The Dispossessed coverUrsula Le Guin’s The Dispossessed carries the subtitle “An Ambiguous Utopia.” The not-quite-Utopia in question is the planet Anarres. With Urras, it forms a double planet system orbiting the star Tau Ceti. About 160 years before the start of this novel, anarchist-socialist revolutionaries on Urras are granted permanent exile on the desolate but marginally livable Anarres. These “Odonians,"—named after their Karl Marx, a woman named Odo—scratch out a meager but peaceful living on their new planet/old moon. They are portrayed as generally happy, but it is not a convincing portrayal.

Ursula Le Guin’s The Dispossessed is listed at #5 on Bachblog’s 45 Great 20th Century SciFi/Fantasy Novels. It was first published in 1974.

The Anarresti physicist Shevek grows disenchanted with an increasing tendency toward rules and bureaucracy in Anarres’s nominally anarchist society. Frustrated in his attempts to pursue theoretical physics without having to justify its use to the revolution, he arranges to travel to “properterian” Urras where he hopes to gain intellectual freedom.

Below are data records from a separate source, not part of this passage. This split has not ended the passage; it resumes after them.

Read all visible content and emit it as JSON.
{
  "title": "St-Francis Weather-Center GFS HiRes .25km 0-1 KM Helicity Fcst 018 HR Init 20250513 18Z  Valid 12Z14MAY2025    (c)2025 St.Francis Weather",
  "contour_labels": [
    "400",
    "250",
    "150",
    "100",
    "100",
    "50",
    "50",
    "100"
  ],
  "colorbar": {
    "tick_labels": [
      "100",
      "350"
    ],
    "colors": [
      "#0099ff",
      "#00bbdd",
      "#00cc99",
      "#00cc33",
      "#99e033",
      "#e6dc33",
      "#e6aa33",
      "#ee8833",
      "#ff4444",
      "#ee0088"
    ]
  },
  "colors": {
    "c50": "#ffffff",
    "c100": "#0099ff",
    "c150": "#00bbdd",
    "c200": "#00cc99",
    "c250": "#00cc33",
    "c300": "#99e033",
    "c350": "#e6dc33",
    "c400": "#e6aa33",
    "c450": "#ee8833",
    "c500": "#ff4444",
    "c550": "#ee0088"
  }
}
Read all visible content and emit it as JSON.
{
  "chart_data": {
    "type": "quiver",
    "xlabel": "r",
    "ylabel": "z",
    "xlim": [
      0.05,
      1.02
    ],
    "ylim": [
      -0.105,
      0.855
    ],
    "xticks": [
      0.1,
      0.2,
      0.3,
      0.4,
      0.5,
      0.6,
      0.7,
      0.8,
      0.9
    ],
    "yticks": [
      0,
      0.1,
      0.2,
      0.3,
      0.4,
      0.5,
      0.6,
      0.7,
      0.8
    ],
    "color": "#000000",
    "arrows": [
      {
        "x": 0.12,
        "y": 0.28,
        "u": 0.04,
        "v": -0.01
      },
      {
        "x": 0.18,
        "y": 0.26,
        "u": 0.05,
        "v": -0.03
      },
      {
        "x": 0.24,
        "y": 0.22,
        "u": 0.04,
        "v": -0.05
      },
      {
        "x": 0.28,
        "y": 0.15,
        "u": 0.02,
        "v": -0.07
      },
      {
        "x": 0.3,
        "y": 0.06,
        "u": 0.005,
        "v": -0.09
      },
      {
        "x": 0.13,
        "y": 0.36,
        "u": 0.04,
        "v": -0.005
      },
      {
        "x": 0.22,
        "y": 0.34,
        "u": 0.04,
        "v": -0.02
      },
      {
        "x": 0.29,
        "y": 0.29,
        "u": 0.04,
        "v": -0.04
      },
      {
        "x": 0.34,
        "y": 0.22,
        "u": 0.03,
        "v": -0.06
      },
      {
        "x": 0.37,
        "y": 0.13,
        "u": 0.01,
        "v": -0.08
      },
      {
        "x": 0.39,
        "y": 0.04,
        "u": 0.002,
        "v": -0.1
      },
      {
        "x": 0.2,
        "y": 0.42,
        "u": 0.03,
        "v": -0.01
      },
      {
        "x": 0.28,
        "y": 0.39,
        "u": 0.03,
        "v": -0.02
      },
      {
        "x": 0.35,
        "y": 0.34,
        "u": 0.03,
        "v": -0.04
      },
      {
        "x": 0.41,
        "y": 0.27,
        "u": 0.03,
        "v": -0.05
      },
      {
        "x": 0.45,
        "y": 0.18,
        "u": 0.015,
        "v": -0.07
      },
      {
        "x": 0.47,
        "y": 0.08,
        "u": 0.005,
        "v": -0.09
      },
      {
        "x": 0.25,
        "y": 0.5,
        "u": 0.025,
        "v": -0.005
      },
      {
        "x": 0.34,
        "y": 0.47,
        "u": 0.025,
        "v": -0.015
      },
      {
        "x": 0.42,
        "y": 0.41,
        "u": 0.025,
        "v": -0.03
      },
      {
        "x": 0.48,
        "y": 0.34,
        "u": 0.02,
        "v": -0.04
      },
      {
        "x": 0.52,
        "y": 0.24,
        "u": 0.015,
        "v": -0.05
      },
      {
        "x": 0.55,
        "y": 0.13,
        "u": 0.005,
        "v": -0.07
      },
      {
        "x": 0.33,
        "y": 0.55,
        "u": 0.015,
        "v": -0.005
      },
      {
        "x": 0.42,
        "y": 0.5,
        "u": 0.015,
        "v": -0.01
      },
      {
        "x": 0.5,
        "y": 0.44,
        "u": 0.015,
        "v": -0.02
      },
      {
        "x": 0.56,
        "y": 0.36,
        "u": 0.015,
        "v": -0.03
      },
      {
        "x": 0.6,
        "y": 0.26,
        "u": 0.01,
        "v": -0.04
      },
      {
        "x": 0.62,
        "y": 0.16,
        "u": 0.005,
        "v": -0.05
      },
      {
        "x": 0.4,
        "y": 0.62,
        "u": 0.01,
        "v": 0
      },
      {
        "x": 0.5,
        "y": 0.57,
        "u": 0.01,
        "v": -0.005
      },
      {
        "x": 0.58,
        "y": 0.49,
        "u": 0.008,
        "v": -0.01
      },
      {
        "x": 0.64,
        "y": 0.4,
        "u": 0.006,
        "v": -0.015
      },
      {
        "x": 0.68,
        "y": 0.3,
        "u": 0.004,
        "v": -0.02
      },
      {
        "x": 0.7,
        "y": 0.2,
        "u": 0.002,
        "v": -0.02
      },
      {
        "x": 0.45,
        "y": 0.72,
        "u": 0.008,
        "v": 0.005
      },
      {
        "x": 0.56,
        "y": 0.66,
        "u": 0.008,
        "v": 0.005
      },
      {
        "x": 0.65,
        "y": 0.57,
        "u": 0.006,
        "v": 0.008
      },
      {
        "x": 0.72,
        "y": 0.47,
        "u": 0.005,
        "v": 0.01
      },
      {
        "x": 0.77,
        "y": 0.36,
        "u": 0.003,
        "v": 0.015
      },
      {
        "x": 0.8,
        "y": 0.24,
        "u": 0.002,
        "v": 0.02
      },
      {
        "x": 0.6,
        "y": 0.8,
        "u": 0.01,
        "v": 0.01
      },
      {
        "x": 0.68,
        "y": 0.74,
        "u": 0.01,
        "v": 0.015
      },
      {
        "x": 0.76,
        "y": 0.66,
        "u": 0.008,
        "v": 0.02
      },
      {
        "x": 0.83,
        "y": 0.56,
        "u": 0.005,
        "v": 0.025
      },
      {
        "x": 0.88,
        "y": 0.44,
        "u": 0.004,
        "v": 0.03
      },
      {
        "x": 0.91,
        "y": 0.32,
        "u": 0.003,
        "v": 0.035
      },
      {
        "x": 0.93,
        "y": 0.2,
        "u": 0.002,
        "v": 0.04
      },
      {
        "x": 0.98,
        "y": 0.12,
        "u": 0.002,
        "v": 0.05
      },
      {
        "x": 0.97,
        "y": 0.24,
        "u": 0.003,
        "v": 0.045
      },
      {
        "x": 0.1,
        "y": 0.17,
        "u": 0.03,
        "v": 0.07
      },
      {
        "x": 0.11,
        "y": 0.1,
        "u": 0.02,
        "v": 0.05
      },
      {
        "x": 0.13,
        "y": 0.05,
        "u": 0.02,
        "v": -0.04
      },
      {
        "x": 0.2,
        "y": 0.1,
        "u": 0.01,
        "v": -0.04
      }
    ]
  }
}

Things don’t work out as he had hoped, though he does develop a wildly successful theory.

This novel’s examination of capitalism versus communism is sometimes tedious, however antipathetic one may feel toward both extremes. Its Cold War atmosphere feels dated rather than futuristic. (The Urras nations A-lo and Thu are analogous to the United States and the Soviet Union.) Still, Le Guin’s galaxy, which includes the Hainish and the Terrans (us), is an interesting place, full of potential.

I will read at least one other of Le Guin’s “Hainish Cycle” (her The Left Hand of Darkness is tied with The Dispossessed at #5 on my list of 45 Great 20th Century SciFi/Fantasy Novels). There are seven novels in the series—Le Guin herself does not regard it as a cycle, but fans and critics do—and whether I will want to read them all is an open question at this point.